"Life is a Bitch for Everybody"
Legendary Simpsons writer George Meyer on the institutions he'll never believe in, the happiness he's finally (sorta) finding with age, and whether Frank Grimes deserved better
George Meyer has led me into the mountains of northern Los Angeles. We’re here because he’s heard stories about an abandoned missile silo, though he has only a vague notion of where it might be. We take Mulholland Drive until it dead ends, then follow a dirt road on foot. Hours later, we’re hopelessly lost.
George Meyer is a television writer, probably the best television writer of his generation. He is to The Simpsons what Doug Kenney was to The National Lampoon. He didn’t create it, but he’s largely responsible for its greatness. He’s written for the show since the beginning, and he’s still considered its Grand Pooh-Bah, the silent architect behind TV’s most unexpected satire.
Given his reputation, I had imagined Meyer as a giant. But he’s thin and lanky, with a voice so soft you expect his words to evaporate into wisps of smoke. He smiles mostly when recalling his favorite Simpsons jokes, though he never takes credit for writing them. He also enjoys stale Botan Rice Candy, and he’s more than happy to share.

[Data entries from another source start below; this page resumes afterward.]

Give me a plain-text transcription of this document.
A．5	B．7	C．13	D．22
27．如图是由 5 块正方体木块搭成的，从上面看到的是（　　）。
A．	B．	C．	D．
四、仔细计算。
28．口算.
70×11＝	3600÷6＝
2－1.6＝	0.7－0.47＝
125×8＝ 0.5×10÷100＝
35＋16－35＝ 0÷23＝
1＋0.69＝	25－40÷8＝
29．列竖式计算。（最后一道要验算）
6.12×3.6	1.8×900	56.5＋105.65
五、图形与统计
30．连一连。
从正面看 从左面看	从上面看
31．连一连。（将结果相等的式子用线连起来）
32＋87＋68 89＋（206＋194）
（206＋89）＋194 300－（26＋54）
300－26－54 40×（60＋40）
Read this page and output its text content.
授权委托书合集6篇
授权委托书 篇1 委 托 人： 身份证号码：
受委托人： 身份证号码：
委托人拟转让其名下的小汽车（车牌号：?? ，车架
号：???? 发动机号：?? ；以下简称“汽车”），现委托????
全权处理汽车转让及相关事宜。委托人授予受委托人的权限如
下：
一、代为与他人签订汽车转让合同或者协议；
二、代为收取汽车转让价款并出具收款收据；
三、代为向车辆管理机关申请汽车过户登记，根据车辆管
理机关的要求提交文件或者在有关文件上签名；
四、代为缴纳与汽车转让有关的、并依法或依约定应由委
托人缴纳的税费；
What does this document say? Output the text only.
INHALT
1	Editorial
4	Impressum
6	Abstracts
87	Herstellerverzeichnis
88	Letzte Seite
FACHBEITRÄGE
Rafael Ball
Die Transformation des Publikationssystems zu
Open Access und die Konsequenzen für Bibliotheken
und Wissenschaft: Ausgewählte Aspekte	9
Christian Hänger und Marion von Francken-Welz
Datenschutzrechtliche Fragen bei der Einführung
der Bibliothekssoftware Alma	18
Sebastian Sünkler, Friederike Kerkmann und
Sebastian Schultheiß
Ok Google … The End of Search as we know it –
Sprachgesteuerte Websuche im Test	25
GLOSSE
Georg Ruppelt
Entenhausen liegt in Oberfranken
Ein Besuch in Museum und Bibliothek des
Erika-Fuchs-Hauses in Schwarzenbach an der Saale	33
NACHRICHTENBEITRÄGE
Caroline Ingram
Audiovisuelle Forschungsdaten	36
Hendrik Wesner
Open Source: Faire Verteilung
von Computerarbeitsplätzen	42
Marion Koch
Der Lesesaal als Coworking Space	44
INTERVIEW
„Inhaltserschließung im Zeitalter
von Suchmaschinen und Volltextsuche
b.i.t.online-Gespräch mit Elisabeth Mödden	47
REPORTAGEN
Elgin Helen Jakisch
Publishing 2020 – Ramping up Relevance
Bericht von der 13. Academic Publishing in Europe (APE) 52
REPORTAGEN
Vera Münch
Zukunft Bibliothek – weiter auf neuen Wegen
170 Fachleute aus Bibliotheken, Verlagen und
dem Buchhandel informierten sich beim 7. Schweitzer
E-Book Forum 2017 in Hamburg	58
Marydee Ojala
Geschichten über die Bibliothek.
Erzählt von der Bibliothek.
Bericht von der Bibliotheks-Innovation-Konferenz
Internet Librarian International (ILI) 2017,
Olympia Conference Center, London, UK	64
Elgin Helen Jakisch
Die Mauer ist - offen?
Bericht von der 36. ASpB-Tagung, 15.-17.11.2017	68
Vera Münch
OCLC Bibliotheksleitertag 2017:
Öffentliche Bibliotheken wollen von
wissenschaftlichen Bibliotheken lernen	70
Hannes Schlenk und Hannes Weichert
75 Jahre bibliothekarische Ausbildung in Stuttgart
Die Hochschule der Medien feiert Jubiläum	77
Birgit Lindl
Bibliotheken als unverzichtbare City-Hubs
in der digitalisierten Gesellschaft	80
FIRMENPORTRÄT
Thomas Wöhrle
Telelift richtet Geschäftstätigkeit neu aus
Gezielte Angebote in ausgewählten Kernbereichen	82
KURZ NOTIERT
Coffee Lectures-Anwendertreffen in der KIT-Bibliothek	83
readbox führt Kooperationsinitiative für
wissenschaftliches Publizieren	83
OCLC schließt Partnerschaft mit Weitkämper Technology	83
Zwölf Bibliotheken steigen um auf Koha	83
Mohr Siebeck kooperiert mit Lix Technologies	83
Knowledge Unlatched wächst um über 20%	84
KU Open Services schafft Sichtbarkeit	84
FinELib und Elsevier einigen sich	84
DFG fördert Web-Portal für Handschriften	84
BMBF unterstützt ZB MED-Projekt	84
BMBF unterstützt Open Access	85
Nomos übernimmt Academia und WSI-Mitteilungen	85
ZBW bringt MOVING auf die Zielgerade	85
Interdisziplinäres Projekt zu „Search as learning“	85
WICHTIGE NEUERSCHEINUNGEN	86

We eventually stumble across the silo. There aren’t any actual missiles, but it’s still a frightening discovery. Meyer is delighted by a sign affixed to the silo’s door, with a single quote by Nikita Khrushchev: “We will bury you.” He wonders aloud about its purpose. Was it meant to motivate the silo’s long-departed personnel? Maybe scare them? It’s unclear.
Meyer takes us farther up the mountain, long past any trace of human activity. We spot some coyotes in the distance, eyeing us hungrily. A bloody mauling seems inevitable. But Meyer just waves at them, like they might be old friends.
Does it mean anything when a satirist laughs at his almost certain demise? Probably not.
Eric Spitznagel: I should warn you right up front that I’m one of those obsessive Simpsons fans.
George Meyer: [Nervously] OK…
ES: It’s not something that I’m particularly proud of. I’m the kind of guy who’ll waste entire evenings dissecting obscure characters like Mr. Teeny, the chain-smoking monkey.
GM: That’ll bring the ladies a-runnin.’
ES: And I’m one of the sane ones. Have you heard about the Ned Flanders cult in southern England?
GM: Oh, lord! Are you serious?
ES: Well, maybe “cult” is too strong a word. They’re devoutly religious and they get a fetishistic thrill from dressing like Ned. Does it disturb you that fans take this stuff so seriously?
GM: I find it intoxicating. I like that people are patterning their lives after our little fictional world. Even the non-fanatical fans have a weird relationship with the show. They want it to be like a dollhouse, and they’re enormously proprietary. When we’ve tried to change too much, they’ve gotten very upset with us. After we killed off Maude Flanders, people were in an uproar. They feel like these characters belong to them. I can understand that, but at the same time, as a writer you sometimes feel the need to shake things up.
ES: Do you get the sense that some fans have unrealistic expectations?
GM: Oh, certainly. They seem to believe that we have unlimited time and resources for each episode, and that we’re able to examine everything from every possible angle. And really, the show is more like a hurricane swirling around us. Every joke can’t be dazzling. And if you think you spotted an inconsistency, brother, you did!